Ten Petrochemical Companies Fined For Price Fixing

Chosun Ilbo Editorial Feb 21, 2007

Price Fixing Is a Serious Crime. The Fair Trade Commission has fined 10 petrochemical companies W105.1 billion (US$1=W939) for price rigging between 1994 and 2005. The firms including SK Corp., LG Chemicals and Samsung Petrochemicals were found to have held monthly executive meetings to set standard sales prices and “monitored” each other to make sure nobody undercut them. The FTC estimates the price-fixing cost consumers an estimated W1.56 trillion due to steady increases in prices of vinyl and plastic products.

Price fixing is a serious offense that shakes the very foundations of a free market economy. Companies no longer strive to make better yet more affordable products and consumers end up with the short end of the stick. That’s why the United States, Europe and other advanced countries treat price-fixing as a serious crime.

In 1999, an international price-fixing scheme involving vitamins was discovered. The industry leader, Switzerland’s Hoffmann?La Roche, was slapped with W1.45 trillion fines by U.S. and the EU fair trade authorities and ended up closing the business altogether. Samsung Electronics and Hynix Semiconductor had to pay $485 million in fines for DRAM chip price fixing in the U.S. while their executives ended up serving time.

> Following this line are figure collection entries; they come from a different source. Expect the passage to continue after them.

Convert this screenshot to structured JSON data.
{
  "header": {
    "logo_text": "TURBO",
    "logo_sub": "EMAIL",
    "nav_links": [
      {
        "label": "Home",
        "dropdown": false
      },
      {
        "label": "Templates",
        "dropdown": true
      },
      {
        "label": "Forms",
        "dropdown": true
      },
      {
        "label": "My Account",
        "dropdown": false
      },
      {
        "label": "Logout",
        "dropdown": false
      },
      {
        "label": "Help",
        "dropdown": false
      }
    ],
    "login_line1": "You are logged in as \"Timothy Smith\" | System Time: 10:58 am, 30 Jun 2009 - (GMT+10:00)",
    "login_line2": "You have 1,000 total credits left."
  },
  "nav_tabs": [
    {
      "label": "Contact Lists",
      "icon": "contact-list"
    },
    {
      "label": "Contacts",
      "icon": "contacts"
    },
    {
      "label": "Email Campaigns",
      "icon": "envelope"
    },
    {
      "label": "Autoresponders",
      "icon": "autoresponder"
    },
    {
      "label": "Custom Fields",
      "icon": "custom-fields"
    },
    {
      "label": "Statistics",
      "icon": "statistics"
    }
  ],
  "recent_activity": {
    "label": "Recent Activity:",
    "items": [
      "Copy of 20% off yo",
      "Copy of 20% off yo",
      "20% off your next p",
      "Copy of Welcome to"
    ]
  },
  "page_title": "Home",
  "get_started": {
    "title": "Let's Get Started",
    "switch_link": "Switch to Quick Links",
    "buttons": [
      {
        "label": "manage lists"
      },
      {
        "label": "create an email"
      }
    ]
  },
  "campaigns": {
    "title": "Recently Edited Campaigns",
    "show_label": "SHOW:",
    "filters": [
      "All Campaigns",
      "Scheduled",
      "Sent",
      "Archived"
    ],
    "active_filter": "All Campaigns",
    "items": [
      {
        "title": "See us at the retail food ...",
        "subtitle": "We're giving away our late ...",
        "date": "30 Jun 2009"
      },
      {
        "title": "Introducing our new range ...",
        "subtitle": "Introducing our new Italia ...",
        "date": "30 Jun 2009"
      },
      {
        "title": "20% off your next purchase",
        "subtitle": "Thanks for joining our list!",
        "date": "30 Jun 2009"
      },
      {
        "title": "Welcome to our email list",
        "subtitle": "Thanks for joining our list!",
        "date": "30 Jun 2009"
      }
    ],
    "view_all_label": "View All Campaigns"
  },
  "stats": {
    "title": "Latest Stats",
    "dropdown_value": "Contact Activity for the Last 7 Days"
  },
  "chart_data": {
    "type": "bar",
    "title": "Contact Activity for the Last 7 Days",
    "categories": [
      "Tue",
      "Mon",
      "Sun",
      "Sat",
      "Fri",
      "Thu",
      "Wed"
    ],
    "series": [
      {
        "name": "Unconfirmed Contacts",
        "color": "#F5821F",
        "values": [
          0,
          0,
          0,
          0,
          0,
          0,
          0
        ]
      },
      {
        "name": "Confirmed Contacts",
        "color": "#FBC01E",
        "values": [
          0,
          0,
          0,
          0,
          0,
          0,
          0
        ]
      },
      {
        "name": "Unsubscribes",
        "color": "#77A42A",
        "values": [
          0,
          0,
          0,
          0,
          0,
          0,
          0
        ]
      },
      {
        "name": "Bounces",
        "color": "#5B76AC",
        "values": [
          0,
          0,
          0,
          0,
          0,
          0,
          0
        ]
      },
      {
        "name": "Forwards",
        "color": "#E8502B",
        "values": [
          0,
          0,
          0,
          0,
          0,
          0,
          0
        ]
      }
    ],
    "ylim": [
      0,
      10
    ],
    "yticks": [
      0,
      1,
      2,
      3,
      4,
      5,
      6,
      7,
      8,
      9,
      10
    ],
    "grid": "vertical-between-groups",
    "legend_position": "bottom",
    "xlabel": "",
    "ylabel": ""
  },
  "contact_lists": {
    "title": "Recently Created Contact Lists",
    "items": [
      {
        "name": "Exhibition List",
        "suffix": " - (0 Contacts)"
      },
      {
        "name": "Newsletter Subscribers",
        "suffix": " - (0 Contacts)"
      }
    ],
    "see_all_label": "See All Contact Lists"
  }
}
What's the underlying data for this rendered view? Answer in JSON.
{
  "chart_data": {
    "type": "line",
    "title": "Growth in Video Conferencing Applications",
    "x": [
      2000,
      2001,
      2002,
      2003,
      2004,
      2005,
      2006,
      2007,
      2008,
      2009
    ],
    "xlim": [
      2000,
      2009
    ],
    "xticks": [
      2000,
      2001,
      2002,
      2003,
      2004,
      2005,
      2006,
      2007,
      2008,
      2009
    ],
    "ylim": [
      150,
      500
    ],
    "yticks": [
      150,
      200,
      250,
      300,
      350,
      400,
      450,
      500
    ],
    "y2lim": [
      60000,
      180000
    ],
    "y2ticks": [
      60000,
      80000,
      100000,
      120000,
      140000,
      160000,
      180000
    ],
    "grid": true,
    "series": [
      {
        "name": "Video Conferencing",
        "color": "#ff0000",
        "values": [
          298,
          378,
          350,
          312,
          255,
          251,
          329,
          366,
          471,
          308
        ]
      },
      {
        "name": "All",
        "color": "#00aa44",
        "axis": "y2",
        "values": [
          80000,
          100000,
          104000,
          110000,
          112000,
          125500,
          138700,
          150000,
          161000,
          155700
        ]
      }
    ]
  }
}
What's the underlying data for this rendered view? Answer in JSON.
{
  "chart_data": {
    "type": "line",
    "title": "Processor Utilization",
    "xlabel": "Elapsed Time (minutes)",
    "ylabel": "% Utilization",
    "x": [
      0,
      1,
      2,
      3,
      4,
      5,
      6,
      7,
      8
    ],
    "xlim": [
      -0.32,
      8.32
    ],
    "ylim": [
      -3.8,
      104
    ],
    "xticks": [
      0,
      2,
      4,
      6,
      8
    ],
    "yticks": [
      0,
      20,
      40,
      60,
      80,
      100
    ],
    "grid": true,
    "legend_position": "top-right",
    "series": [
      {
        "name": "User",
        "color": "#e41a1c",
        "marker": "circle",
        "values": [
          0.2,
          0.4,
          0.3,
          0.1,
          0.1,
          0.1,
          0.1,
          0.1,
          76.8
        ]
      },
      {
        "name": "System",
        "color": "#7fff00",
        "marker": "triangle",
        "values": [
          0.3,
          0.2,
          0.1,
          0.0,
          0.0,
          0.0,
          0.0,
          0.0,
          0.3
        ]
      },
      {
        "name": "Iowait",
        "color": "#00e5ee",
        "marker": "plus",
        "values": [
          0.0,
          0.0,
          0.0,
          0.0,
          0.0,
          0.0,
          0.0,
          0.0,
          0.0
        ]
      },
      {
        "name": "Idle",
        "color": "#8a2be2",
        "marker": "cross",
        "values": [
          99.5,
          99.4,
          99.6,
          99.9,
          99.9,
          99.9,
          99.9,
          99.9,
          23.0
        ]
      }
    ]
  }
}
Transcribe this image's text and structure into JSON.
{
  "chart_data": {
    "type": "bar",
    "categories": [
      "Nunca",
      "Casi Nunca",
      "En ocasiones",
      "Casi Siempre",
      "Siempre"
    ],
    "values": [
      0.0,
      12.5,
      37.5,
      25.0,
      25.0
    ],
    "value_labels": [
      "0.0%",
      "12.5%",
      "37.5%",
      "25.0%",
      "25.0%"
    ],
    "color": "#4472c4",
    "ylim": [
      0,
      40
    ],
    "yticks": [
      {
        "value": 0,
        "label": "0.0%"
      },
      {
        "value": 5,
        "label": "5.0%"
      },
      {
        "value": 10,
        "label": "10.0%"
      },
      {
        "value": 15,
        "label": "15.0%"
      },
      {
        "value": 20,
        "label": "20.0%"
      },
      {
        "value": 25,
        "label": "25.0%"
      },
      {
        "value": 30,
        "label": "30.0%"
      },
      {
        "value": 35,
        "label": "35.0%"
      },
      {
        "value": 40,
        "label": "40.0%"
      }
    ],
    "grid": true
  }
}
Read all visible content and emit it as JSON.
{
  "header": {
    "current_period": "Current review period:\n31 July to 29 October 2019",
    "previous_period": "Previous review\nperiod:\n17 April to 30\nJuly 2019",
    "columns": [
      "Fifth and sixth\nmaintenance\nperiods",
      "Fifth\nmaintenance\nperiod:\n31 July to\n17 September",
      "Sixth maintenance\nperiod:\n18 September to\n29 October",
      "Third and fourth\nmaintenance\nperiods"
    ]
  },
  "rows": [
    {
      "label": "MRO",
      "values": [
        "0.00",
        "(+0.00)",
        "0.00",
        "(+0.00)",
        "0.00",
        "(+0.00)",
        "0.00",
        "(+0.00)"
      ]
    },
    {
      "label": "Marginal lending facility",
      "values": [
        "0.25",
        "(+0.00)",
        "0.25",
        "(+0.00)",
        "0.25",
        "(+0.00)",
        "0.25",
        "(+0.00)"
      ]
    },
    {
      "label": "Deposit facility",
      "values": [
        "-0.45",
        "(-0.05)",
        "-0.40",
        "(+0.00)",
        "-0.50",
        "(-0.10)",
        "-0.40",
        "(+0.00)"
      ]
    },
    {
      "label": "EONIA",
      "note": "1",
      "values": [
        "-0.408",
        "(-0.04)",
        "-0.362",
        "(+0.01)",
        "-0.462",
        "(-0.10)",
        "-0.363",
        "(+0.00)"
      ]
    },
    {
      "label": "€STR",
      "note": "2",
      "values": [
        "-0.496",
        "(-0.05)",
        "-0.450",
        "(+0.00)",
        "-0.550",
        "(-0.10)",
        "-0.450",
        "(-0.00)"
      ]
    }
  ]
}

In Korea, there is still a lack of awareness and regulations about price fixing. Businesses do not seem to feel terribly guilty, saying simply that such practices have been in place for years, and the government at times supported price fixing to avoid damaging effects from overheated competition. The government’s allotment of sales quotas to prevent oversupply after facilities expansions during the early 1990s is believed to have been the cause of the petrochemical price-fixing scheme.

The U.S. government levies a fine that is double the amount of damage caused by price fixing. If the petrochemical price-fixing scheme had been uncovered in the U.S., the companies involved would have been slapped with a maximum W3 trillion fine and most of the manufacturers would have had to close down. If Korean companies go overseas with such a weak sense of the seriousness of price fixing, they will not be safe. Companies must be on the guard against the temptations of price fixing, while the government should strengthen fines and penalties for such offenses in line with global standards.